The problem is, of course, oil companies have no plans on winding down their operations. They are actively betting that the world blows past climate goals. Carbon Tracker finds that some companies are on track to greenlight projects that are even inconsistent in a 2.7-degree warming scenario, including Woodside’s Pluto LNG train 2 in Western Australia, for instance.
Projects unaligned even with those much higher temperatures scenarios face “more severe stranding risks.”
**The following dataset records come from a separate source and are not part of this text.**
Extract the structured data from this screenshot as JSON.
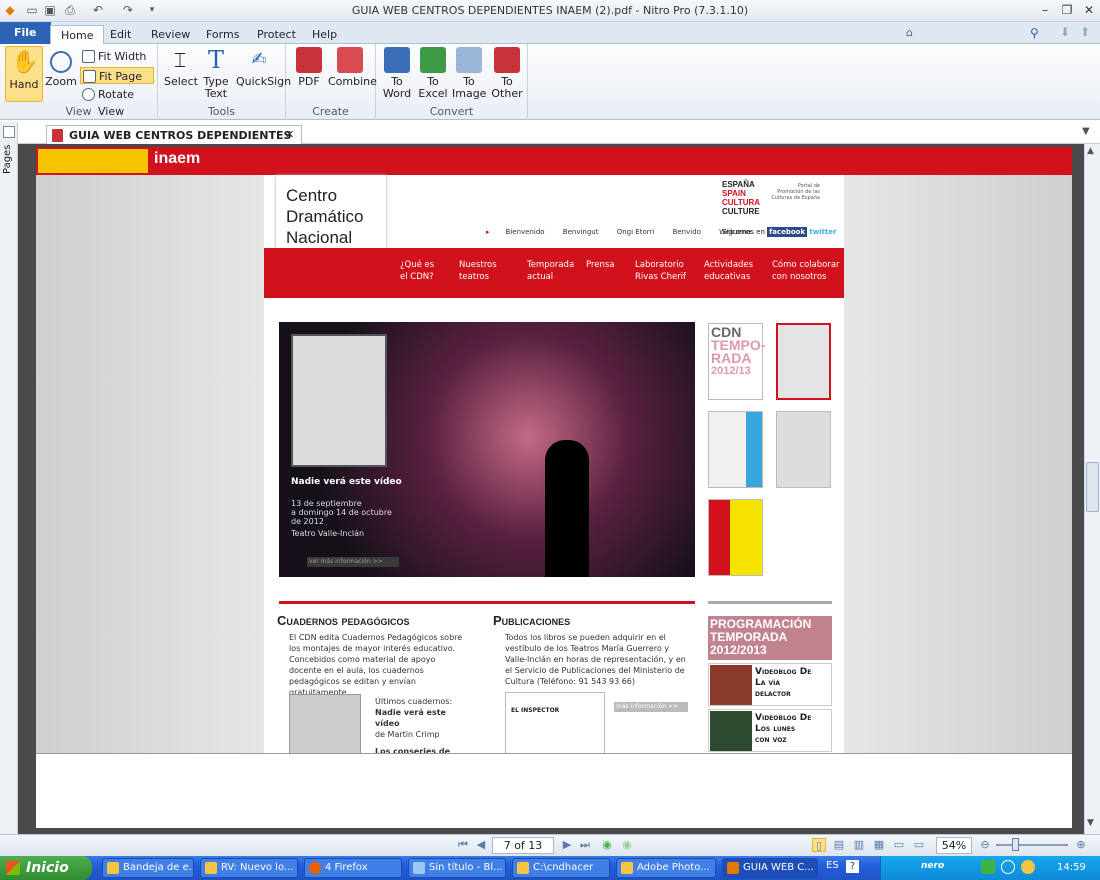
{
  "window": {
    "title": "GUIA WEB CENTROS DEPENDIENTES INAEM (2).pdf - Nitro Pro (7.3.1.10)"
  },
  "ribbon_tabs": [
    "File",
    "Home",
    "Edit",
    "Review",
    "Forms",
    "Protect",
    "Help"
  ],
  "search": {
    "placeholder": "Find"
  },
  "ribbon": {
    "view": {
      "label": "View",
      "hand": "Hand",
      "zoom": "Zoom",
      "fit_width": "Fit Width",
      "fit_page": "Fit Page",
      "rotate_view": "Rotate View"
    },
    "tools": {
      "label": "Tools",
      "select": "Select",
      "type_text_1": "Type",
      "type_text_2": "Text",
      "quicksign": "QuickSign"
    },
    "create": {
      "label": "Create",
      "pdf": "PDF",
      "combine": "Combine"
    },
    "convert": {
      "label": "Convert",
      "to": "To",
      "word": "Word",
      "excel": "Excel",
      "image": "Image",
      "other": "Other"
    }
  },
  "side_panel": {
    "pages_label": "Pages"
  },
  "document_tab": {
    "label": "GUIA WEB CENTROS DEPENDIENTES INA..."
  },
  "pdf_content": {
    "inaem_brand": "inaem",
    "site_name": [
      "Centro",
      "Dramático",
      "Nacional"
    ],
    "portal_brand": [
      "ESPAÑA",
      "SPAIN",
      "CULTURA",
      "CULTURE"
    ],
    "portal_text": "Portal de Promoción de las Culturas de España",
    "languages": [
      "Bienvenido",
      "Benvingut",
      "Ongi Etorri",
      "Benvido",
      "Welcome"
    ],
    "social_label": "Síguenos en",
    "facebook": "facebook",
    "twitter": "twitter",
    "nav": [
      [
        "¿Qué es",
        "el CDN?"
      ],
      [
        "Nuestros",
        "teatros"
      ],
      [
        "Temporada",
        "actual"
      ],
      [
        "Prensa",
        ""
      ],
      [
        "Laboratorio",
        "Rivas Cherif"
      ],
      [
        "Actividades",
        "educativas"
      ],
      [
        "Cómo colaborar",
        "con nosotros"
      ]
    ],
    "hero": {
      "title": "Nadie verá este vídeo",
      "dates": [
        "13 de septiembre",
        "a domingo 14 de octubre",
        "de 2012"
      ],
      "venue": "Teatro Valle-Inclán",
      "more": "ver más información >>"
    },
    "cdn_thumb": [
      "CDN",
      "TEMPO-",
      "RADA",
      "2012/13"
    ],
    "cuadernos": {
      "heading": "Cuadernos pedagógicos",
      "body": "El CDN edita Cuadernos Pedagógicos sobre los montajes de mayor interés educativo. Concebidos como material de apoyo docente en el aula, los cuadernos pedagógicos se editan y envían gratuitamente.",
      "latest_label": "Últimos cuadernos:",
      "latest_1": "Nadie verá este vídeo",
      "latest_1_author": "de Martin Crimp",
      "latest_2": "Los conserjes de San Felipe"
    },
    "publicaciones": {
      "heading": "Publicaciones",
      "body": "Todos los libros se pueden adquirir en el vestíbulo de los Teatros María Guerrero y Valle-Inclán en horas de representación, y en el Servicio de Publicaciones del Ministerio de Cultura (Teléfono: 91 543 93 66)",
      "more": "más información >>",
      "book_title": "EL INSPECTOR"
    },
    "programacion": [
      "PROGRAMACIÓN",
      "TEMPORADA",
      "2012/2013"
    ],
    "videoblog_1": [
      "Videoblog De",
      "La vía",
      "delactor"
    ],
    "videoblog_2": [
      "Videoblog De",
      "Los lunes",
      "con voz"
    ]
  },
  "status_bar": {
    "page_input": "7 of 13",
    "zoom": "54%"
  },
  "taskbar": {
    "start": "Inicio",
    "tasks": [
      "Bandeja de e...",
      "RV: Nuevo lo...",
      "4 Firefox",
      "Sin título - Bl...",
      "C:\\cndhacer",
      "Adobe Photo...",
      "GUIA WEB C..."
    ],
    "lang": "ES",
    "nero": "nero",
    "clock": "14:59"
  },
  "colors": {
    "accent": "#d1111b",
    "ribbon_blue": "#2c63b5"
  }
}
Even more glaringly, while some existing or planned projects lie outside of the climate window, the oil and gas industry continues exploration activities in an effort to score new discoveries. “This goes against any notion of the need for a managed wind-down of production and reduced exposure” to oil and gas that are at risk during the energy transition, Carbon Tracker said.
A growing number of oil and gas companies have pledged to seek net-zero emissions by mid-century and many more offer support for the Paris Climate agreement. But company actions fly in the face of those commitments. Carbon Tracker concluded: “If companies are serious about aligning with the Paris goals and reaching net zero globally by mid-century, they need to be prepared for a rapid wind-down of their traditional business segments.”